# Organizing Collections on Kindle Oasis 2



## etexlady (May 27, 2009)

I recently added several collections on my Oasis2.  They appear on the front screen of the Oasis and are in alphabetical order.  I want them to be in a different order.  Can that be done?  I've thought about numbering each collection or putting A-B-C at the beginning of the Collection name but would prefer to just rearrange them.


----------



## Linjeakel (Mar 17, 2010)

You can't choose the order, it's strictly alphabetical. The only way to change it to suit yourself is to put a number or symbol - or spaces I think - in front of the title as numbers and symbols are counted as coming first, alphabetically speaking. 
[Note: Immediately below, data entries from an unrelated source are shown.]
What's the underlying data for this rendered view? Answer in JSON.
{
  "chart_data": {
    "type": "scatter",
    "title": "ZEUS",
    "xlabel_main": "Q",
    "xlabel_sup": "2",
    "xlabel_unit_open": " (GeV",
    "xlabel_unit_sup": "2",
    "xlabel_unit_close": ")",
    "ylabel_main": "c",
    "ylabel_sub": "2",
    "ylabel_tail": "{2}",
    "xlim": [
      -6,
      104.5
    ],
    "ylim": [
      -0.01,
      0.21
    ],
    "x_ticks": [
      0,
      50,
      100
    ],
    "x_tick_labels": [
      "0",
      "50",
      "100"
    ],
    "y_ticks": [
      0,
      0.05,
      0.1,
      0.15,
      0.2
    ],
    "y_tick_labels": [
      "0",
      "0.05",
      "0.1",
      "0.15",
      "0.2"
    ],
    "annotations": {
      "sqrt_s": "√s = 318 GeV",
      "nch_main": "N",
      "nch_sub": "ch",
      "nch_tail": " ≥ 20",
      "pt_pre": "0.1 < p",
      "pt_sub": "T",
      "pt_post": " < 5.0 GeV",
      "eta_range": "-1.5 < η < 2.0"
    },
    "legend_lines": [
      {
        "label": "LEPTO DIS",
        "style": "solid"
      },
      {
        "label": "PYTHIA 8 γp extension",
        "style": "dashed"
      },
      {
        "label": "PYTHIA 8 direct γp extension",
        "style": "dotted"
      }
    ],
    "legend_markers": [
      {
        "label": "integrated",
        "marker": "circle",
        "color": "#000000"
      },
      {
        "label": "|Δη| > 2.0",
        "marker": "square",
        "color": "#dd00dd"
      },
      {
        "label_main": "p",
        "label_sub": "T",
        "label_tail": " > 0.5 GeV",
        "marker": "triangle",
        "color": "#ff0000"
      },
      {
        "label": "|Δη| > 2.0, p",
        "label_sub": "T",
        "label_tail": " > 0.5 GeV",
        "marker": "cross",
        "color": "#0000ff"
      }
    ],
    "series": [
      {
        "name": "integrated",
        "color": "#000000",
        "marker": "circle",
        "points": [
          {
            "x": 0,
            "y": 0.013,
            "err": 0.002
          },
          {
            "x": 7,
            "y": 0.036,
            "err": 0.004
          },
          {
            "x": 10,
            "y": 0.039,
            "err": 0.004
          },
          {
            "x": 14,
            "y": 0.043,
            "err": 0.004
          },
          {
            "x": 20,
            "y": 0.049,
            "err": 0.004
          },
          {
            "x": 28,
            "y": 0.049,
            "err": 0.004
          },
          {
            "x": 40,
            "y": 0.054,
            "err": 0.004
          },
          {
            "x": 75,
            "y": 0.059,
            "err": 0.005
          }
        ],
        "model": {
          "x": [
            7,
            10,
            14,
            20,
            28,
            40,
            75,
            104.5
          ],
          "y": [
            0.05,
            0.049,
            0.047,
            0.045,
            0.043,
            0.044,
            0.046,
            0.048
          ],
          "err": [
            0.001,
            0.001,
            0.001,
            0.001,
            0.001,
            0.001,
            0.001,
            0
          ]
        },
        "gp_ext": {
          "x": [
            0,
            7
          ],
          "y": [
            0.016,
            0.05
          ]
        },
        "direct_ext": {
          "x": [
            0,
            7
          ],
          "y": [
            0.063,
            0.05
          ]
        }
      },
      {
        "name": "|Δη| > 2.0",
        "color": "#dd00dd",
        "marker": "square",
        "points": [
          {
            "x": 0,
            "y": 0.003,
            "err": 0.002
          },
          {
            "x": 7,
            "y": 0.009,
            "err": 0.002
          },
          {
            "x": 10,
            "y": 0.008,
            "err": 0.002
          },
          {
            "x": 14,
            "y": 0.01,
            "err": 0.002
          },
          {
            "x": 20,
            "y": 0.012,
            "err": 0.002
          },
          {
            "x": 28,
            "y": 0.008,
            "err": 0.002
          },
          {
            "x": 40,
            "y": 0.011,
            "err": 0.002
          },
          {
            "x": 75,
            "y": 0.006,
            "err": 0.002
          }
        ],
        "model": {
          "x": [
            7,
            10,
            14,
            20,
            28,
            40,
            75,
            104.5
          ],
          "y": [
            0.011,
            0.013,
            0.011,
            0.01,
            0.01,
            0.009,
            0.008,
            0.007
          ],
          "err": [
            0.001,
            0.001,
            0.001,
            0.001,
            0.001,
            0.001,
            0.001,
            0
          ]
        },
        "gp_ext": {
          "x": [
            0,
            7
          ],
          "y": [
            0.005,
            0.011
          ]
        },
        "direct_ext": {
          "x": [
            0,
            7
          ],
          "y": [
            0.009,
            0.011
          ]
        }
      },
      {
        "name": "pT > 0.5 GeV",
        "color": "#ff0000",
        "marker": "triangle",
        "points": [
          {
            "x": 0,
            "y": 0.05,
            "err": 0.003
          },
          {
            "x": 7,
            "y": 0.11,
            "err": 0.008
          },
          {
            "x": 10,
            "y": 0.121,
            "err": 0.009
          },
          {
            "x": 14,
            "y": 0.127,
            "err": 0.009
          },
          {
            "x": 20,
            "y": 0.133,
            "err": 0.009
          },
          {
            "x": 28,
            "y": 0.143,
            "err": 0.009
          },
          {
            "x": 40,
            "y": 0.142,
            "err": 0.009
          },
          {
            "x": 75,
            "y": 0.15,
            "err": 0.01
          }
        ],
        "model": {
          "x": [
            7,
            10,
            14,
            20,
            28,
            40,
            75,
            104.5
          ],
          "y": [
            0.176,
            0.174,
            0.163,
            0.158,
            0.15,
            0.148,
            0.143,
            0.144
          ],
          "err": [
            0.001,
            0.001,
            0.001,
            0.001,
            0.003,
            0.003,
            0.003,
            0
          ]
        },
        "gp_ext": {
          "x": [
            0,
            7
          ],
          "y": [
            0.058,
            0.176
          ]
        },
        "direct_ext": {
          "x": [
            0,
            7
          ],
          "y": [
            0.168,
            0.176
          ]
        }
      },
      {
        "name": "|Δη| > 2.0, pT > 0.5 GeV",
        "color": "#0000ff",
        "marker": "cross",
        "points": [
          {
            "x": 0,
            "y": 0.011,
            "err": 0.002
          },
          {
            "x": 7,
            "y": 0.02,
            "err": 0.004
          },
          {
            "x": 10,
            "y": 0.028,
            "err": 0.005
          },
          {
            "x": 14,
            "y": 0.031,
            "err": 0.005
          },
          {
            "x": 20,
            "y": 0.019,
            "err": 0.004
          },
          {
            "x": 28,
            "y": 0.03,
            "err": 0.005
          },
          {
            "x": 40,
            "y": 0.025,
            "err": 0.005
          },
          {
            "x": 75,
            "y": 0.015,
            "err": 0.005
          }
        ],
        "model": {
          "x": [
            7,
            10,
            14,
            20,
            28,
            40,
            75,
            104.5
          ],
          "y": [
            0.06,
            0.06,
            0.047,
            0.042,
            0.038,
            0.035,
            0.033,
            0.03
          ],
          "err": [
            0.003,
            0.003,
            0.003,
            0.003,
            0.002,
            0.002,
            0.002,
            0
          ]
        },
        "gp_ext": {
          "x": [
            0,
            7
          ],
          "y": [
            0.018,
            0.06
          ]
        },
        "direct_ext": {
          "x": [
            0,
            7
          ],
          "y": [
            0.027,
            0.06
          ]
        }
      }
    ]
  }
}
If you use symbols, you'll have to experiment to see which order they come in. Some years ago when this problem first came up, I think someone on here did make a list of symbol order, but I have no idea which thread that was in, you'd have to try searching - unless anyone else can remember?


----------



## Ann in Arlington (Oct 27, 2008)

Linjeakel said:


> You can't choose the order, it's strictly alphabetical. The only way to change it to suit yourself is to put a number or symbol - or spaces I think - in front of the title as numbers and symbols are counted as coming first, alphabetically speaking.
> 
> If you use symbols, you'll have to experiment to see which order they come in. Some years ago when this problem first came up, I think someone on here did make a list of symbol order, but I have no idea which thread that was in, you'd have to try searching - unless anyone else can remember?


I remember that thread! No idea what it was called, though, so would be hard to search. Also, I think, at some point, the order changed for non alpha-numeric characters.


----------



## etexlady (May 27, 2009)

Thanks for the suggestions.  Since it was alphabetical only, I ended up changing the names of some of the Collections so they are in an order I can live with.


----------